Lucy Di Silvio is Professor of Tissue Engineering and Research Director of the Biomaterials, Biomimetics & Biophotonics Division at the Dental Institute, King's College London (KCL), UK. Her research activity focuses on interdisciplinary research based on developing and delivering products and therapies that re-establish tissue and organ function impaired by disease, trauma or congenital abnormalities— interfacing basic science and translation to clinical application. She has over 24 years of experience in the field of biomaterials/tissue engineering and has published over 110 papers in peer-reviewed journals in this field, numerous book chapters and is Editor of “Cell materials Interactions”.

Priya Kalia is a Research Associate in the Biomaterials, Biomimetics and Biophotonics division of the Dental Institute, King's College London. She completed a BSc(Hons) in Molecular Genetics and Molecular Biology at the University of Toronto, Canada in 2002, and her PhD at University College London in 2007. Dr. Kalia has experience with testing biomaterials and nanomaterials for medical applications, particularly bone and cartilage tissue engineering, and the testing of new tissue engineering therapies in vitro, as well as small and large in vivo models. She has published in peer-reviewed journals in her field and given presentations on her work at the national and international level.

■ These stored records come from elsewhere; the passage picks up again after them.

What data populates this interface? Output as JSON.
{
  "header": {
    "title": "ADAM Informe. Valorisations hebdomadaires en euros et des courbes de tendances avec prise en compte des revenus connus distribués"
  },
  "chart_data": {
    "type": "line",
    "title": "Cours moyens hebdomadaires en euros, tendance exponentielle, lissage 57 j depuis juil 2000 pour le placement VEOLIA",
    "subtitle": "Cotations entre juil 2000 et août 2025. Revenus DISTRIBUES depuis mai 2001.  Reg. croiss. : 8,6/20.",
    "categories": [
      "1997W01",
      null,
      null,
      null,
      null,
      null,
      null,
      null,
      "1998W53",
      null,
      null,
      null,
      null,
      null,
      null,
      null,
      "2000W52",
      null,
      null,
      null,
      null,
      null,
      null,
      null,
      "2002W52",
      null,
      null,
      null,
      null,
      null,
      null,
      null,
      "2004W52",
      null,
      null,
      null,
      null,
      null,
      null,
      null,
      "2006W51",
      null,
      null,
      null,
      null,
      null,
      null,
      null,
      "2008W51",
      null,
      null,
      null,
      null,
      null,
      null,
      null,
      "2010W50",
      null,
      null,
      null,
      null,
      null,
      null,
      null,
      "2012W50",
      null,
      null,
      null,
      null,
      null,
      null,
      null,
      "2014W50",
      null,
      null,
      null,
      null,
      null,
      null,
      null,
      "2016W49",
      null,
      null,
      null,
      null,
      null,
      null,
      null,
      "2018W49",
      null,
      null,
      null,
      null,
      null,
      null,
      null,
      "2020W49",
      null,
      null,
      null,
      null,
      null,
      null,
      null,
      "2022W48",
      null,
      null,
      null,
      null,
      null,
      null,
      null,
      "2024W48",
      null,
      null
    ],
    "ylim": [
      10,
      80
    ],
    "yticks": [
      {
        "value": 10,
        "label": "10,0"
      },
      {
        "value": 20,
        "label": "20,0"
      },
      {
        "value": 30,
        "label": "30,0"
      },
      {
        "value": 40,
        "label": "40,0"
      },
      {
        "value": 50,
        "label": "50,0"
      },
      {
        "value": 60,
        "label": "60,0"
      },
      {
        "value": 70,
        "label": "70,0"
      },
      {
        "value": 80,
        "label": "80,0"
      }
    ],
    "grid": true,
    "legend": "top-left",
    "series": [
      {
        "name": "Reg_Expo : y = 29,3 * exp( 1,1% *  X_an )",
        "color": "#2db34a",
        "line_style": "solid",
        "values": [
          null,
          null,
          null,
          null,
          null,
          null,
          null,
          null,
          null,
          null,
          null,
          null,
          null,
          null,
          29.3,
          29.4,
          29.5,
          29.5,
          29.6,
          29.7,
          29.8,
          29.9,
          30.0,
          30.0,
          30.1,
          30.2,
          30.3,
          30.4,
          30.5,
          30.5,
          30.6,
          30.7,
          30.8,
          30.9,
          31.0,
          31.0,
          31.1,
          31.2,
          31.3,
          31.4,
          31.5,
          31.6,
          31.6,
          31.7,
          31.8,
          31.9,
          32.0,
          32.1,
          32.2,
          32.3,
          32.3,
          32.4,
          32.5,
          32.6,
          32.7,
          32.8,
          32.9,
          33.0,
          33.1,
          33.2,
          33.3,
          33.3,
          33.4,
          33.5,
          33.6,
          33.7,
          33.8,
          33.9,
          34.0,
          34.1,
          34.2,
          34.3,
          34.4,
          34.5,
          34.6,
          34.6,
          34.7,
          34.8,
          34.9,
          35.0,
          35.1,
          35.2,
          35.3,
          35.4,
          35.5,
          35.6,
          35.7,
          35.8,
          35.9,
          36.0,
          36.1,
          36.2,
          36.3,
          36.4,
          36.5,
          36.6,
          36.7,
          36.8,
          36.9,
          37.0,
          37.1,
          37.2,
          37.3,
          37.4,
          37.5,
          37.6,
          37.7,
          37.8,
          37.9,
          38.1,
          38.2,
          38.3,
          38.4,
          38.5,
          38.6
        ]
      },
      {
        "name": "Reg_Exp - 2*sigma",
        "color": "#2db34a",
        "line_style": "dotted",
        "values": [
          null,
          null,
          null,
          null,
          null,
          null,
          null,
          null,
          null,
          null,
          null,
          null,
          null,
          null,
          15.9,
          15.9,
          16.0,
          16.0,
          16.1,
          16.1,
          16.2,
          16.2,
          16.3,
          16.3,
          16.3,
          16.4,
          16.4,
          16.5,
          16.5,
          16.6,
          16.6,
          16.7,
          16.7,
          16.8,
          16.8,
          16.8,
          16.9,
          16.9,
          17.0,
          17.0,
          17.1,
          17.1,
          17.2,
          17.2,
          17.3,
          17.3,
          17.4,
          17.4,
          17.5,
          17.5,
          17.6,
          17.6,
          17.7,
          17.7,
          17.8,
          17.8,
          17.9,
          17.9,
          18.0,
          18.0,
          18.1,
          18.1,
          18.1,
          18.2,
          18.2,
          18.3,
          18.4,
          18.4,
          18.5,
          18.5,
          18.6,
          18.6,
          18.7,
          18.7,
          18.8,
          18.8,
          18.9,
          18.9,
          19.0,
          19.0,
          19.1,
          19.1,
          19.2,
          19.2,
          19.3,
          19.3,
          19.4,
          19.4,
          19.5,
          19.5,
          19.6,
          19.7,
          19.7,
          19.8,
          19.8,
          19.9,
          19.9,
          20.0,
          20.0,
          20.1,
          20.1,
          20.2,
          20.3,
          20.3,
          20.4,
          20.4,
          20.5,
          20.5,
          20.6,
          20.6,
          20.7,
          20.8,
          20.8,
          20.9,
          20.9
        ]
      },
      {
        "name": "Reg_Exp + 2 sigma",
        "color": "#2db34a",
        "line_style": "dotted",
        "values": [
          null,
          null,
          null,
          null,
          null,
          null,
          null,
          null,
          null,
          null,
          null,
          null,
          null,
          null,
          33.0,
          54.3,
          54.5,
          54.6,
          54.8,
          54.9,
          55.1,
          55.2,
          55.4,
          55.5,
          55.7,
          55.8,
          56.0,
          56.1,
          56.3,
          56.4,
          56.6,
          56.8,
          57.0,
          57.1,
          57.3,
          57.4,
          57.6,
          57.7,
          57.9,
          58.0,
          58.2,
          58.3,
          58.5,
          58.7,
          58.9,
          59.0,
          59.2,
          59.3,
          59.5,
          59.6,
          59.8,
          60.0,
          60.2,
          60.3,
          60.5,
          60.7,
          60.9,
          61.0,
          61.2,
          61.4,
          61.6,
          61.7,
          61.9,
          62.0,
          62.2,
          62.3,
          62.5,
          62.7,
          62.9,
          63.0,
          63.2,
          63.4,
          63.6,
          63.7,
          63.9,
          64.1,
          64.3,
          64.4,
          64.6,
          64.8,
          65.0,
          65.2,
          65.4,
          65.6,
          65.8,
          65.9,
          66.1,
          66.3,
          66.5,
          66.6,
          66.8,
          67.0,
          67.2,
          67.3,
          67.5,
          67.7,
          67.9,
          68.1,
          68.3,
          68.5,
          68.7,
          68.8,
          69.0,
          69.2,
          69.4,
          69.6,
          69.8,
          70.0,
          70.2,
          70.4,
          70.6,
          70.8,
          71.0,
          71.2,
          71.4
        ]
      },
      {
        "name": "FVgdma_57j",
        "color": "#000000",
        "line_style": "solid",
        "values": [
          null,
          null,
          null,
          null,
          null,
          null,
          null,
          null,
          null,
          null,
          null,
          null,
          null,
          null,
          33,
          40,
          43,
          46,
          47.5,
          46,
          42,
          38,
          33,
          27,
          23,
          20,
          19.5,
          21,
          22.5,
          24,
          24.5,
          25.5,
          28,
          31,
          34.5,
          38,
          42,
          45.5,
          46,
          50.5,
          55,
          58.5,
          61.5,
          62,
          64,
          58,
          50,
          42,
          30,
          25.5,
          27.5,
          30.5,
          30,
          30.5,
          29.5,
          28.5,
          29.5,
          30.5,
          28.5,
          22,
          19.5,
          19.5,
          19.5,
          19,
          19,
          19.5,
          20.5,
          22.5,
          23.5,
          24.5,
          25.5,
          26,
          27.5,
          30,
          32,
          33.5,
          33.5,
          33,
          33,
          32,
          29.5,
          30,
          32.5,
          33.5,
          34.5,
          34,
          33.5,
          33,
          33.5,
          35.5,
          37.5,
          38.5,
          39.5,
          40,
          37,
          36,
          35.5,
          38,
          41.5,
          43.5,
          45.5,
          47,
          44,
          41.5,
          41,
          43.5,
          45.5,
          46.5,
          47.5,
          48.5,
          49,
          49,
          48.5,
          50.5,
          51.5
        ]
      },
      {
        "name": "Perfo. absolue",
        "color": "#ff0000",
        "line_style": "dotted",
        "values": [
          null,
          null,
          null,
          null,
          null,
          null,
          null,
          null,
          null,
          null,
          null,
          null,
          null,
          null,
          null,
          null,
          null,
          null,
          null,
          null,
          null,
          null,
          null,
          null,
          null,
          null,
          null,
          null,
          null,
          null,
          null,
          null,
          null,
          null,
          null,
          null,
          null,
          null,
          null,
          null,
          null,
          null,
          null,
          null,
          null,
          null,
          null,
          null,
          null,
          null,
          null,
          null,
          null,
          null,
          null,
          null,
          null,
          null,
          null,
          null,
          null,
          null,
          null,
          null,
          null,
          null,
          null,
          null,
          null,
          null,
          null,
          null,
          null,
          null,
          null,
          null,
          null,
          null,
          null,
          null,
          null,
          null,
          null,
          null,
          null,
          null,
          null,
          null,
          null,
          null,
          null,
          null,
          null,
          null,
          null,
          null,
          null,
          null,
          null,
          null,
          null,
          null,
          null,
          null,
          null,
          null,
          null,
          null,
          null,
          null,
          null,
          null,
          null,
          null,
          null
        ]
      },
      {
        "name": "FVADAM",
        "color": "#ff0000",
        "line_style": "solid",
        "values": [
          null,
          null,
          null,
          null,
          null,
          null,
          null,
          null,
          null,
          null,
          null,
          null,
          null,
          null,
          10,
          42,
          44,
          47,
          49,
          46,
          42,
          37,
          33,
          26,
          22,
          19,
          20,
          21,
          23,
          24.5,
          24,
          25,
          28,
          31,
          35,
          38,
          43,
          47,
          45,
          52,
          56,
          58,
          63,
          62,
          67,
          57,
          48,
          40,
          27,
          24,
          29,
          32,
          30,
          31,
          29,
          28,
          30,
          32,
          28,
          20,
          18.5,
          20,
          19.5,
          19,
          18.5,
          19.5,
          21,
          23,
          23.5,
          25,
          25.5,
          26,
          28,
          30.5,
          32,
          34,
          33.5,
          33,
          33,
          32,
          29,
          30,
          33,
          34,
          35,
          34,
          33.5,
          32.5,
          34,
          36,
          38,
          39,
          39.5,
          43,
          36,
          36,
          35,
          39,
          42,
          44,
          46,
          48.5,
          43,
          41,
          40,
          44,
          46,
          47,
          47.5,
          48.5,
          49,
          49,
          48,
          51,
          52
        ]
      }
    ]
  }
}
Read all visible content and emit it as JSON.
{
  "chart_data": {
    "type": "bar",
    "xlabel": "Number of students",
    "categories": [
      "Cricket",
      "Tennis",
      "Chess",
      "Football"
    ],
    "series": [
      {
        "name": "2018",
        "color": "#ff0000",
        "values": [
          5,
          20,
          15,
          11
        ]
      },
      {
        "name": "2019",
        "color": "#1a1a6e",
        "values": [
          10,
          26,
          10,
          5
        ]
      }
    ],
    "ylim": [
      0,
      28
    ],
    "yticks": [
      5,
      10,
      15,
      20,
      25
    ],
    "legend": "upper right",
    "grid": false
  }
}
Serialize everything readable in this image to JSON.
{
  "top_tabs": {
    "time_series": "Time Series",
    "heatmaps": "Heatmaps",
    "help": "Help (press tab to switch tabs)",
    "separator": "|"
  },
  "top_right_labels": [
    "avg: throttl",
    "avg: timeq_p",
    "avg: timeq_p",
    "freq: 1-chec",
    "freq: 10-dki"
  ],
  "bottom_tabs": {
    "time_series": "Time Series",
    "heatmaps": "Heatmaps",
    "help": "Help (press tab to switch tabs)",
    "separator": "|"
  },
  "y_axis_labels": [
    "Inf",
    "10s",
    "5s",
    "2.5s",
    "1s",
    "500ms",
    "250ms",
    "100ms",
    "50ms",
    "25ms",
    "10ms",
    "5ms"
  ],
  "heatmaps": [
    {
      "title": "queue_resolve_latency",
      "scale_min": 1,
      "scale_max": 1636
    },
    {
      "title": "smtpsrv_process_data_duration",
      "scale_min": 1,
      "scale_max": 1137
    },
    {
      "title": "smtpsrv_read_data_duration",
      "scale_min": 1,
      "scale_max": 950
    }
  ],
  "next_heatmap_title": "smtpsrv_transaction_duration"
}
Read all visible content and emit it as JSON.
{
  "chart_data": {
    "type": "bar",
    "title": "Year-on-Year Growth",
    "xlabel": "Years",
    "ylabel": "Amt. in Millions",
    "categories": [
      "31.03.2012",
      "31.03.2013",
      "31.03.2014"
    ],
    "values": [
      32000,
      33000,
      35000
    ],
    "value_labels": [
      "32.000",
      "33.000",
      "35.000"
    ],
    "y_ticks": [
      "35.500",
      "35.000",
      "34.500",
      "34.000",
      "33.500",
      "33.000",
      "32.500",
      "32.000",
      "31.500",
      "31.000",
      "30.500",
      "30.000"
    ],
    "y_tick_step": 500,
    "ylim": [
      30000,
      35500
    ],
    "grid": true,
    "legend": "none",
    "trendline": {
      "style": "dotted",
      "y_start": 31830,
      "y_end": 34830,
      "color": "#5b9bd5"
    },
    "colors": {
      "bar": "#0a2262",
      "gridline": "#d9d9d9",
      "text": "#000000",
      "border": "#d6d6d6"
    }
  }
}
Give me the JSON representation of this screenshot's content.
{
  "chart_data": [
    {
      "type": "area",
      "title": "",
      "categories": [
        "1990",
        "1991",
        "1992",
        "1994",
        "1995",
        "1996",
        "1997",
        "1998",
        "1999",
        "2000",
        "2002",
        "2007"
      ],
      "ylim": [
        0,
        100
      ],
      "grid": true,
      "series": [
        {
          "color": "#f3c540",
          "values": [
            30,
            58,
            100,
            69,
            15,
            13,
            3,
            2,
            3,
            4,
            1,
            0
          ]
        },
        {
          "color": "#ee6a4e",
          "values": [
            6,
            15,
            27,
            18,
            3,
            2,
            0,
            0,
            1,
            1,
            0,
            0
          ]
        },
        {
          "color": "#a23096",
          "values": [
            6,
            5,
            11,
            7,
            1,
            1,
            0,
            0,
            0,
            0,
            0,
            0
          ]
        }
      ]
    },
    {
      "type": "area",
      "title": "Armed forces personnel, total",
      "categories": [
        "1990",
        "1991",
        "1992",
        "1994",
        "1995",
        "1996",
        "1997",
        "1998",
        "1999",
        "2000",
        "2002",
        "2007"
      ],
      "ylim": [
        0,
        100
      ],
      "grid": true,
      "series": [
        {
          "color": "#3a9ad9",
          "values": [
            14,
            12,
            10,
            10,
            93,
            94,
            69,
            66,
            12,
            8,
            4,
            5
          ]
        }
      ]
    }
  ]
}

Jie Huang is a lecturer in Biomaterials in the Department of Mechanical Engineering at UCL. She obtained her BSc from East China University of Science and Technology in 1989, and PhD from Queen Mary, University of London, UK in 1997. Dr Huang is a Fellow of the Institute of Materials, Minerals and Mining and has extensive experience in the development and characterization of bioceramics and biocomposites for biomedical applications. She has published over 60 papers and contributed to four book chapters.